The responses came in as follows:
- 31 percent said “no, and I don’t currently plan to.”
- 32 percent said “no, but I intend to.”
- 24 percent said “yes, but I haven’t yet completed it.”
- 5 percent said “yes, in its entirety.”
- 8 percent said “I don’t know / understand.”
Because the survey was conducted in such immediate proximity to the release of the report and the report itself is so lengthy at 448 pages, it would be somewhat of a feat for anyone to have read the document in its entirety at that point in time. Nonetheless, parsing the data based on how individuals responded to the question about having read the report did indeed yield additional insights.
Special counsel Robert Mueller's redacted report on Russian election interference has been released. Read it here. https://t.co/XWN3rLIvft— Business Insider (@businessinsider) April 18, 2019
Specifically, while only 29 percent of respondents claimed to have read some or all of the report, more than twice as many, 67 percent, drew a conclusion about whether the report vindicated or implicated the president. This gap would be attributable to any number of factors that would lead someone to have an opinion of the report without having read it, ranging from an individual’s preexisting political biases and preferences to their choice of the media outlets they trust to present the findings.
In any case, Business Insider dug further into the data for those who responded that they had not read any part of the report.
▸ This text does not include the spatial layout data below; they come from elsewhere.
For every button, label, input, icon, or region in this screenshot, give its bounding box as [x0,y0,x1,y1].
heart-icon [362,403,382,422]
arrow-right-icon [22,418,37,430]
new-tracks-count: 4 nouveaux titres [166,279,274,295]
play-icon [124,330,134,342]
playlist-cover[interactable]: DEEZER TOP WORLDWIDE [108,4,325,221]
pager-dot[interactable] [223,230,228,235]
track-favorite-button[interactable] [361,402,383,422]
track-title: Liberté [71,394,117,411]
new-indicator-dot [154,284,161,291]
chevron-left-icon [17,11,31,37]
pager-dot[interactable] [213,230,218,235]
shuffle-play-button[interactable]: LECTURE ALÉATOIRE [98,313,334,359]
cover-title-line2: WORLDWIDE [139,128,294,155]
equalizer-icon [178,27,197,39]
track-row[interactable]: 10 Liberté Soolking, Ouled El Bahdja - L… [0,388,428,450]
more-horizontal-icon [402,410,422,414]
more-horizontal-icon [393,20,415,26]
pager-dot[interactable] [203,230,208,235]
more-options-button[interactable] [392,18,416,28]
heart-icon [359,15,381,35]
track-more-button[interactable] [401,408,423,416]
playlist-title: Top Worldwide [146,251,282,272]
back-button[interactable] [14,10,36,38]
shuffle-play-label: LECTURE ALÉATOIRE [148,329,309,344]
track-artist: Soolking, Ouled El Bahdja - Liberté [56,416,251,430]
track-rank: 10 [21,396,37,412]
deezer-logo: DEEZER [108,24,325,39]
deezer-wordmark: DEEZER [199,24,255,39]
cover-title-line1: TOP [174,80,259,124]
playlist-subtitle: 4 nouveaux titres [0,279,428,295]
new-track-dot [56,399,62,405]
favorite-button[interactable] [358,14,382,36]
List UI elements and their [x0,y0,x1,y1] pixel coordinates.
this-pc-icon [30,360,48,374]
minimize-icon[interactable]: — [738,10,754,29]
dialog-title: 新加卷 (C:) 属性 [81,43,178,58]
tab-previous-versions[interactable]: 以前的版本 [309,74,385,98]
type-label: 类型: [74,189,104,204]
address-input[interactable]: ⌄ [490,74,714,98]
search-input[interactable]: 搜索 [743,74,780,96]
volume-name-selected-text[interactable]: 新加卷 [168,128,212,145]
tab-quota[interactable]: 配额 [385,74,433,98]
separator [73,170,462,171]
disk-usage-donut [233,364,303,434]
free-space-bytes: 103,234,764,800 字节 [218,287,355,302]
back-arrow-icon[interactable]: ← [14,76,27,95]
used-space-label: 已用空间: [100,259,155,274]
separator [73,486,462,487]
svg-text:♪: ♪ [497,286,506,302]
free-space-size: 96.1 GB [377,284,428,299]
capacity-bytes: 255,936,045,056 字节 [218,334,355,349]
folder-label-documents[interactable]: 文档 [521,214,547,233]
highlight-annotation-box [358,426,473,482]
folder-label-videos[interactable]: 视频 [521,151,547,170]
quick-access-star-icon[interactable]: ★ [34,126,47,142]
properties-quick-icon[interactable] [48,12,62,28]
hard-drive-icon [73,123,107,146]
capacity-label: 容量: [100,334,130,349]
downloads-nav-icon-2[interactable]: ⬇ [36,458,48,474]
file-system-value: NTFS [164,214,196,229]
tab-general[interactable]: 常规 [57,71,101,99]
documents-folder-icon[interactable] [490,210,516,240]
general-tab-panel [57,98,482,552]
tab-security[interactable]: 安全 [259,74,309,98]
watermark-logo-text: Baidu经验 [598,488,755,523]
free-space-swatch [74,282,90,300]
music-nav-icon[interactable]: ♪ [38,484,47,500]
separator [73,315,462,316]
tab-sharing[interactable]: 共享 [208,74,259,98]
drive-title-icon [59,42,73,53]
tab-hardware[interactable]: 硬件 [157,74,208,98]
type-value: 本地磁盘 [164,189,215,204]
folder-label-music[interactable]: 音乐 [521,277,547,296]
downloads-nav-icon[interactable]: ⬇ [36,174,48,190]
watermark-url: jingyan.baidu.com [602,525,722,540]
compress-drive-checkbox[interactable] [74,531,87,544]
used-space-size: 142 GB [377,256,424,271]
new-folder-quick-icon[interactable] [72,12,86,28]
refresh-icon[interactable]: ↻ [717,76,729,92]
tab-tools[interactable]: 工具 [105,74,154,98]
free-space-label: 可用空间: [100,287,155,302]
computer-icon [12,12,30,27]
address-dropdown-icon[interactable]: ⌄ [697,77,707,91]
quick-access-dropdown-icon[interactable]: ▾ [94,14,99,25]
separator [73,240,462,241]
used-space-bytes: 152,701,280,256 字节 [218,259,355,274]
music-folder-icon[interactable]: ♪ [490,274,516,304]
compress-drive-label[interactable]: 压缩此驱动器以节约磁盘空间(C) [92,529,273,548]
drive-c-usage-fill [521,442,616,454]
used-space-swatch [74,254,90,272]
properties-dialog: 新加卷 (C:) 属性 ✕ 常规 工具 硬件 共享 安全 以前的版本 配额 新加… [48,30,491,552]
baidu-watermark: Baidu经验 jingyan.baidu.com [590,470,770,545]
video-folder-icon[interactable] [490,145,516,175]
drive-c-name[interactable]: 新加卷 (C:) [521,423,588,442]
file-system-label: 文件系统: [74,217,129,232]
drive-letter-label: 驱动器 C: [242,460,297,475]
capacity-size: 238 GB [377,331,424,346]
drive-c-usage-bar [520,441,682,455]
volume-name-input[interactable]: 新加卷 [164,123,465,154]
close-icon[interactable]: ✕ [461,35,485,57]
In those cases:
- 34 percent said it vindicated the president.
- 21 percent said they were unsure.
- 43 percent said it implicated him.
The findings ultimately show that the number of people who think the report implicates Trump is 50 percent higher than the number who think it exonerates him. Additionally, a majority of people who did not read the report and still have an opinion on it think it contained good news for the president. However, among those who both have not read the report and yet do have an opinion on it, opinions break substantially in favor of the president. A potential conclusion is simply that for President Trump, the fewer people who read the report, the better.